After Tactics, Matsuno and most of the Tactics team went on to make 2000’s Vagrant Story for PS One, perhaps the last game that the director is famous for before XII, and easily among the best RPGs ever made. As a late-era 32-bit game, Vagrant Story was able to render Yoshida’s artwork in polygons for the first time, taking full use of the hardware to render gorgeous environments and characters in full 3D. Compared to Ogre Battle or Tactics it’s a bit more of a dungeon crawler (if still one that exudes a Shakespearean aspect), with a good amount of time spent exploring underground areas before the plot opens up through the exploration of an ancient cursed “magick” city.

Vagrant Story

Despite its outward resemblance of something closer to, say, a third-person King’s Field, Vagrant Story has one of the most fascinating battle systems of anything created in the genre. After approaching enemies in real time, initiating a battle allows you to target different areas of an enemy’s body; once broken” it hampers your mark in various ways, which would be interesting enough on its own.

But the real beauty is the risk system. Out of battle, you’re allotted various moves and abilities that you can assign to different face buttons, like, say, gaining back HP or negating status effect changes. By then hitting timed attacks properly, you can chain combinations of moves together, alternating between the abilities you’ve previously assigned. Each successful chain adds more to your risk meter, which in turn slowly mitigates the damage you’ve dealt or effects received.

The higher the risk, the less defense you’ll have when a combo ends, too – so you could hit a high level enemy over a hundred times and gain all your HP back, at the cost of doing less damage with each successive hit (followed by the possibility of getting killed in a single hit after you choose to end the combo). Factor in the fact that some abilities can be similarly timed to soften the blow of an enemy’s offense and Vagrant Story’s battles become exhilarating in their complexity. Matsuno is nothing if not a designer who makes you prove your mettle.

Though Matsuno didn’t ultimately end up as the final director on FFXII – it’s strongly suspected that he stepped down halfway through the project because of creative differences with the heads of Square over making the game appeal to a teenage audience – his design, implementation and world-building are still very much alive in the final game.

The semi-auto MMO-style combat may seem like a turn-off at first (it definitely was for me); once you realize that you’re in total control of your party’s actions – giving you the imperative ability to tactically pivot on the fly during battles a lot – things start to really gel.

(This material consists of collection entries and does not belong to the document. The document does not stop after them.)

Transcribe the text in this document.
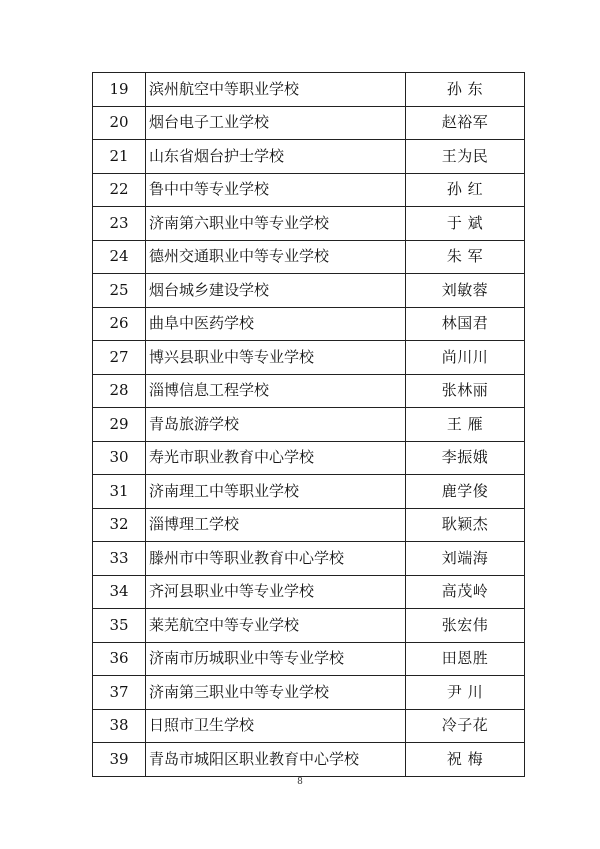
19	滨州航空中等职业学校	孙 东
20	烟台电子工业学校	赵裕军
21	山东省烟台护士学校	王为民
22	鲁中中等专业学校	孙 红
23	济南第六职业中等专业学校	于 斌
24	德州交通职业中等专业学校	朱 军
25	烟台城乡建设学校	刘敏蓉
26	曲阜中医药学校	林国君
27	博兴县职业中等专业学校	尚川川
28	淄博信息工程学校	张林丽
29	青岛旅游学校	王 雁
30	寿光市职业教育中心学校	李振娥
31	济南理工中等职业学校	鹿学俊
32	淄博理工学校	耿颖杰
33	滕州市中等职业教育中心学校	刘端海
34	齐河县职业中等专业学校	高茂岭
35	莱芜航空中等专业学校	张宏伟
36	济南市历城职业中等专业学校	田恩胜
37	济南第三职业中等专业学校	尹 川
38	日照市卫生学校	冷子花
39	青岛市城阳区职业教育中心学校	祝 梅
8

Next year’s remaster will apparently localize 2007’s International Zodiac Job System edition of the game, tweaking the original’s license board ability shop with the addition of job classes.

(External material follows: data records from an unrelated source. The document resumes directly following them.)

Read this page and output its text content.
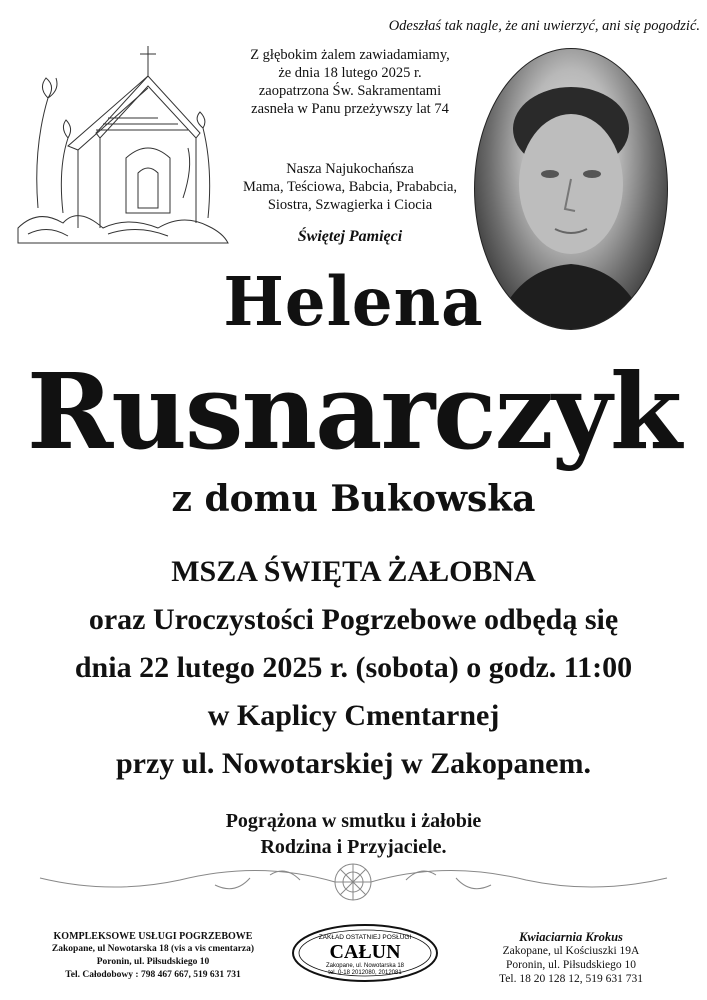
Odeszłaś tak nagle, że ani uwierzyć, ani się pogodzić.
Z głębokim żalem zawiadamiamy,
że dnia 18 lutego 2025 r.
zaopatrzona Św. Sakramentami
zasneła w Panu przeżywszy lat 74
Nasza Najukochańsza
Mama, Teściowa, Babcia, Prababcia,
Siostra, Szwagierka i Ciocia
Świętej Pamięci
Helena
Rusnarczyk
z domu Bukowska
MSZA ŚWIĘTA ŻAŁOBNA
oraz Uroczystości Pogrzebowe odbędą się
dnia 22 lutego 2025 r. (sobota) o godz. 11:00
w Kaplicy Cmentarnej
przy ul. Nowotarskiej w Zakopanem.
Pogrążona w smutku i żałobie
Rodzina i Przyjaciele.
KOMPLEKSOWE USŁUGI POGRZEBOWE
Zakopane, ul Nowotarska 18 (vis a vis cmentarza)
Poronin, ul. Piłsudskiego 10
Tel. Całodobowy : 798 467 667, 519 631 731
ZAKŁAD OSTATNIEJ POSŁUGI
CAŁUN
Zakopane, ul. Nowotarska 18
tel. 0-18 2012080, 2012081
Kwiaciarnia Krokus
Zakopane, ul Kościuszki 19A
Poronin, ul. Piłsudskiego 10
Tel. 18 20 128 12, 519 631 731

Combined with the ability to set ridiculously specific command parameters for changing battle conditions, it’s probably Matsuno’s deepest system yet. (It could also, in theory, lead to remasters for Vagrant Story, War of the Lions or Let Us Cling Together, the latter of which could really stand to be available on more than just the extremely outdated PSP.)

The director hasn’t had the best of luck of late; after some years of little activity and a rocky Kickstarter for a Tactics spiritual successor, which may finally be on a good track after several major setbacks, Matsuno could use some recognition. With any luck, The Zodiac Age might finally be western audiences’ introduction – or re-acquaintance – that as sharp a mind as his deserves.